Il coraggio e l’intraprendenza dell’uomo dinanzi ad una situazione disperata.

di calogero - mercoledì 27 aprile 2005 - 5324 letture

Nell’originale del 1966 “Il volo della fenice”, diretto da Robert “Quella sporca dozzina” Aldrich, ad interpretare i superstiti del disastro aero - un bimotore precipitato nel Sahara - c’erano i nomi di Ernest Borgnine, Peter Finch e James Stewart.

Oggi, nel remake omonimo prodotto dal figlio di Aldrich - William - e diretto professionalmente da John Moore (“Behin enemy lines - Dietro le linee nemiche”), bisogna “accontentarsi” di nomi come quelli di Dennis Quaid (che comunque “invecchiando” migliora!), Giovanni Ribisi, Mirando Otto, Tyrese Gibson per il ruolo dei sopravvissuti al disastro aereo che li vede costretti - con poca acqua e cibo - nel deserto del Gobi e senza alcuna possibilità di essere raggiunti dalle squadre di soccorso.
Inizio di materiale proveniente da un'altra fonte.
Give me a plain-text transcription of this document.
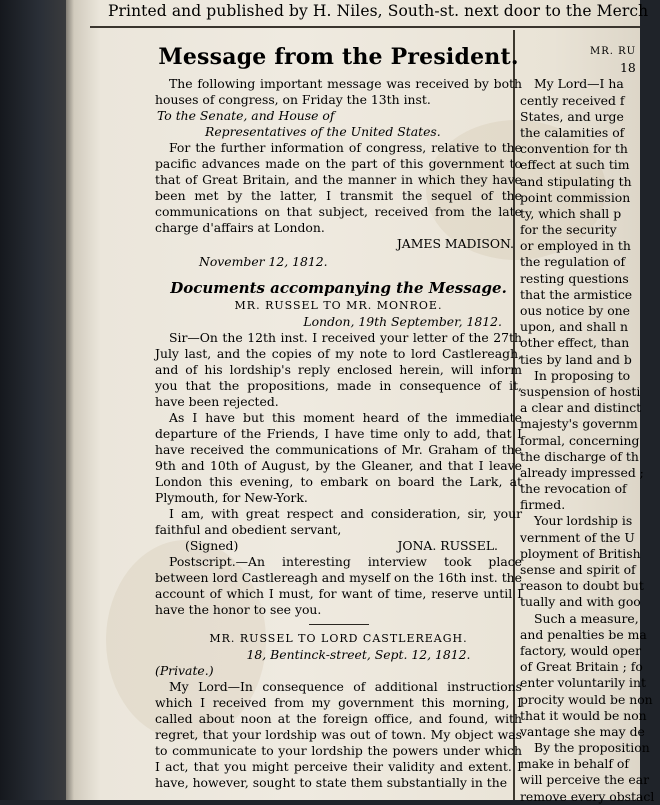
Printed and published by H. Niles, South-st. next door to the Merch

Message from the President.

The following important message was received by both houses of congress, on Friday the 13th inst.

To the Senate, and House of

Representatives of the United States.

For the further information of congress, relative to the pacific advances made on the part of this government to that of Great Britain, and the manner in which they have been met by the latter, I transmit the sequel of the communications on that subject, received from the late charge d'affairs at London.

JAMES MADISON.

November 12, 1812.

Documents accompanying the Message.

MR. RUSSEL TO MR. MONROE.

London, 19th September, 1812.

Sir—On the 12th inst. I received your letter of the 27th July last, and the copies of my note to lord Castlereagh, and of his lordship's reply enclosed herein, will inform you that the propositions, made in consequence of it, have been rejected.

As I have but this moment heard of the immediate departure of the Friends, I have time only to add, that I have received the communications of Mr. Graham of the 9th and 10th of August, by the Gleaner, and that I leave London this evening, to embark on board the Lark, at Plymouth, for New-York.

I am, with great respect and consideration, sir, your faithful and obedient servant,

(Signed)	JONA. RUSSEL.

Postscript.—An interesting interview took place between lord Castlereagh and myself on the 16th inst. the account of which I must, for want of time, reserve until I have the honor to see you.

MR. RUSSEL TO LORD CASTLEREAGH.

18, Bentinck-street, Sept. 12, 1812.

(Private.)

My Lord—In consequence of additional instructions which I received from my government this morning, I called about noon at the foreign office, and found, with regret, that your lordship was out of town. My object was to communicate to your lordship the powers under which I act, that you might perceive their validity and extent. I have, however, sought to state them substantially in the

MR. RU
18
My Lord—I ha
cently received f
States, and urge
the calamities of
convention for th
effect at such tim
and stipulating th
point commission
ty, which shall p
for the security
or employed in th
the regulation of
resting questions
that the armistice
ous notice by one
upon, and shall n
other effect, than
ties by land and b
In proposing to
suspension of hosti
a clear and distinct
majesty's governm
formal, concerning
the discharge of th
already impressed ;
the revocation of
firmed.
Your lordship is
vernment of the U
ployment of British
sense and spirit of
reason to doubt but
tually and with goo
Such a measure,
and penalties be ma
factory, would oper
of Great Britain ; fo
enter voluntarily int
procity would be non
that it would be non
vantage she may de
By the proposition
make in behalf of
will perceive the ear
remove every obstacl
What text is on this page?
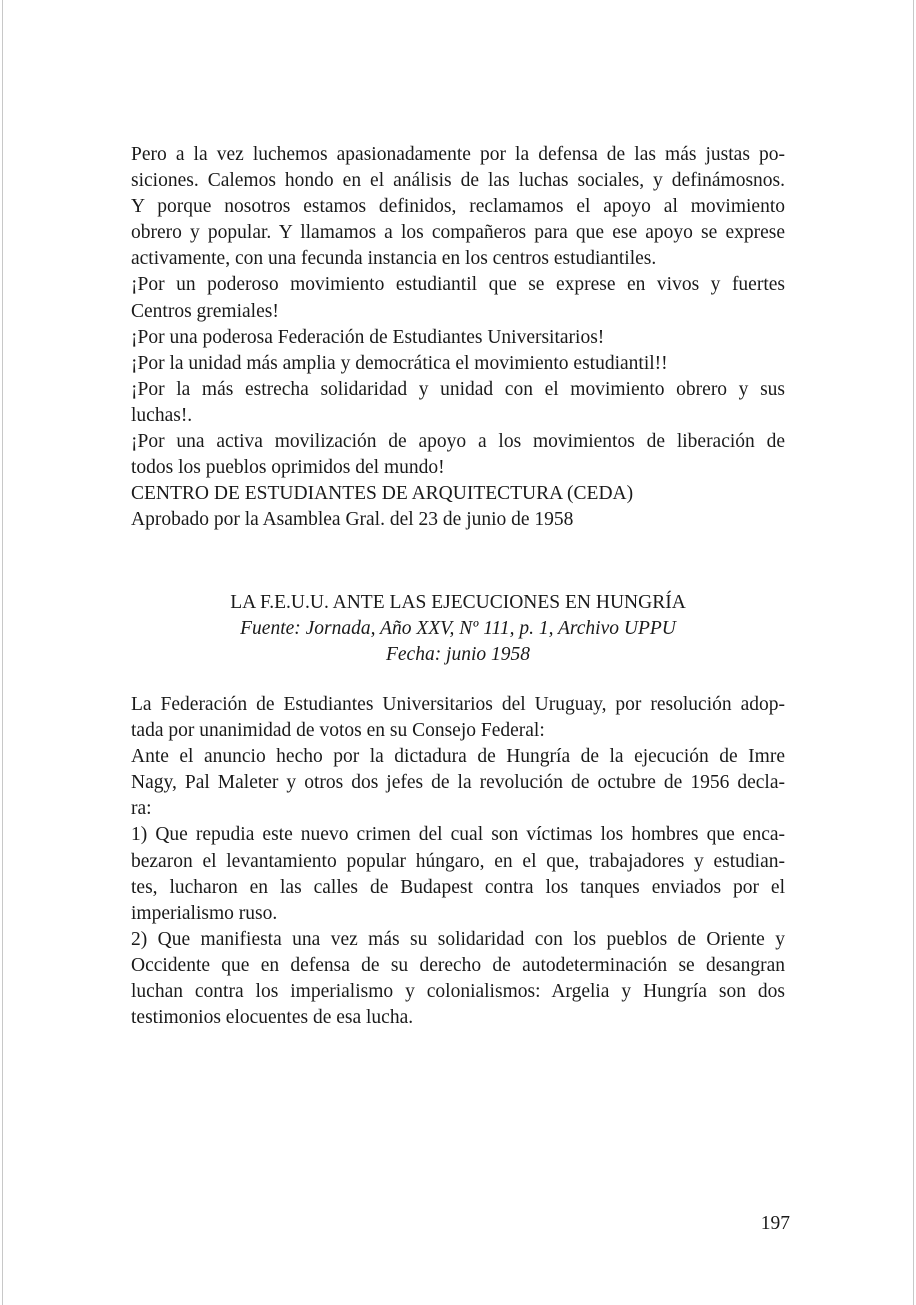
Pero a la vez luchemos apasionadamente por la defensa de las más justas po-
siciones. Calemos hondo en el análisis de las luchas sociales, y definámosnos.
Y porque nosotros estamos definidos, reclamamos el apoyo al movimiento
obrero y popular. Y llamamos a los compañeros para que ese apoyo se exprese
activamente, con una fecunda instancia en los centros estudiantiles.
¡Por un poderoso movimiento estudiantil que se exprese en vivos y fuertes
Centros gremiales!
¡Por una poderosa Federación de Estudiantes Universitarios!
¡Por la unidad más amplia y democrática el movimiento estudiantil!!
¡Por la más estrecha solidaridad y unidad con el movimiento obrero y sus
luchas!.
¡Por una activa movilización de apoyo a los movimientos de liberación de
todos los pueblos oprimidos del mundo!
CENTRO DE ESTUDIANTES DE ARQUITECTURA (CEDA)
Aprobado por la Asamblea Gral. del 23 de junio de 1958
LA F.E.U.U. ANTE LAS EJECUCIONES EN HUNGRÍA
Fuente: Jornada, Año XXV, Nº 111, p. 1, Archivo UPPU
Fecha: junio 1958
La Federación de Estudiantes Universitarios del Uruguay, por resolución adop-
tada por unanimidad de votos en su Consejo Federal:
Ante el anuncio hecho por la dictadura de Hungría de la ejecución de Imre
Nagy, Pal Maleter y otros dos jefes de la revolución de octubre de 1956 decla-
ra:
1) Que repudia este nuevo crimen del cual son víctimas los hombres que enca-
bezaron el levantamiento popular húngaro, en el que, trabajadores y estudian-
tes, lucharon en las calles de Budapest contra los tanques enviados por el
imperialismo ruso.
2) Que manifiesta una vez más su solidaridad con los pueblos de Oriente y
Occidente que en defensa de su derecho de autodeterminación se desangran
luchan contra los imperialismo y colonialismos: Argelia y Hungría son dos
testimonios elocuentes de esa lucha.
197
Anche per loro la sola speranza di salvezza consiste nel fare l’impossibile: costruire un nuovo aeroplano utilizzando i rottami del loro velivolo. Classico film d’azione sul tema “gruppo ‘d’uomini in situazione di estrema difficoltà” (genere sempre fortunato sul grande schermo!), il moderno “Il volo della Fenice” si rivela un discreto prodotto d’intrattenimento che grazie ad interpreti in parte, una regia fluida e tesa, set naturali mozzafiato (il deserto della Namibia) ed una fotografia patinata (Brendan Veronica Guerin Galvin) ma d’effetto ci appassiona e coinvolge facendoci iriflettere su quanto straordinario sia l’essere umano quando nei momenti peggiori della sia esistenza è costretto a dare il meglio di sé.